According to Jane Austen’s Letters fourth edition, collected and edited by Deirdre LeFaye — there is a letter dated either Tuesday 12, or Wednesday 13, January 1796 — missing from her correspondence. Unknown if these letters were fully destroyed by her sister Cassandra Austen or another family member, or if it was just misplaced and/or lost in time before her letters were considered valuable and collected.

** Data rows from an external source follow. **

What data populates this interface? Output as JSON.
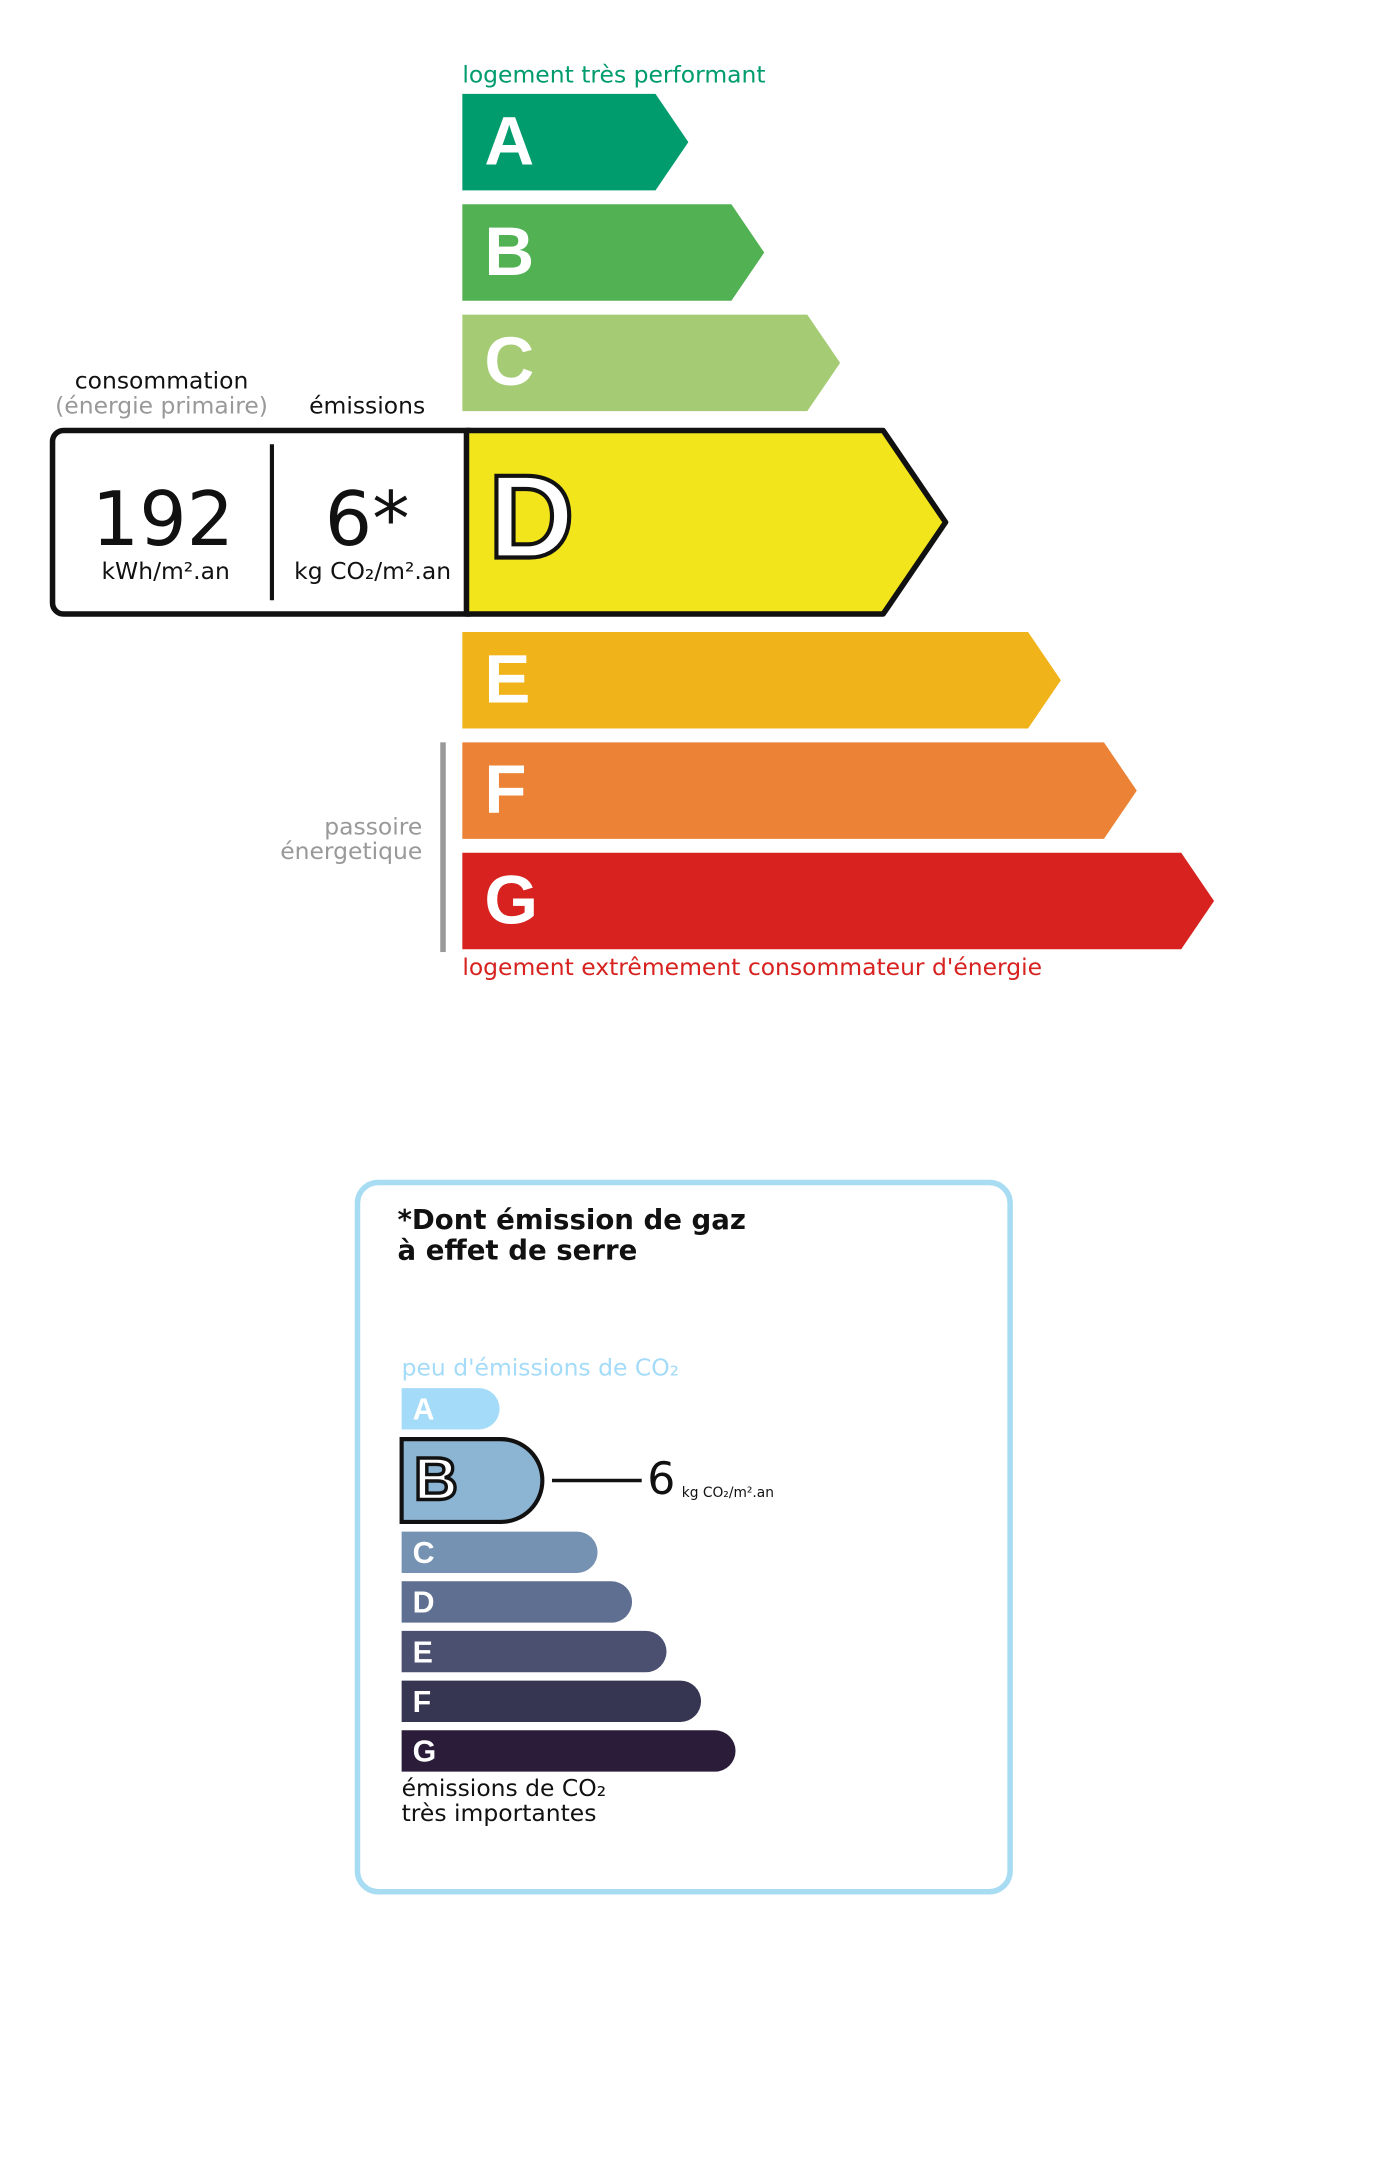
{
  "energy": {
    "top_label": "logement très performant",
    "bottom_label": "logement extrêmement consommateur d'énergie",
    "classes": [
      "A",
      "B",
      "C",
      "D",
      "E",
      "F",
      "G"
    ],
    "consumption_title": "consommation",
    "consumption_subtitle": "(énergie primaire)",
    "emissions_title": "émissions",
    "consumption_value": 192,
    "consumption_unit": "kWh/m².an",
    "emissions_value": "6*",
    "emissions_unit": "kg CO₂/m².an",
    "sieve_label": [
      "passoire",
      "énergetique"
    ]
  },
  "ges": {
    "title": [
      "*Dont émission de gaz",
      "à effet de serre"
    ],
    "top_label": "peu d'émissions de CO₂",
    "classes": [
      "A",
      "B",
      "C",
      "D",
      "E",
      "F",
      "G"
    ],
    "value": 6,
    "unit": "kg CO₂/m².an",
    "bottom_label": [
      "émissions de CO₂",
      "très importantes"
    ]
  }
}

Because this “missing letter” follows her confession to Cassandra about Mr. Tom Lefroy — it can be suspected that their discussion about the young man she favored may have very well continued. Often by now reading Jane Austen’s correspondence, I can get a sense of Cassandra Austen’s voice — from Jane’s responses — although often find myself longing to read the other side and investigate what Cassandra is saying in her correspondence. From Jane’s side it seems like they had a very close relationship and Jane was often missing her eldest sister. Seems Cassandra was the one who traveled more frequently, and went to stay with different relatives, chiefly sisters-in-laws to help with”lying in” and the care of the other children, before after the arrival of a new baby.
These missing letters are holes in Jane Austen’s biographical timeline and fodder for authors, ripe with opportunity to fill in the missing sequences with their own imagination.
There is a whole world of Jane Austen now — writers don’t just write prequels and sequels and stories inspired by her literary work or the characters she wrote, but they write inspired theories, stories, novels, and produce other media inspired by her and her life.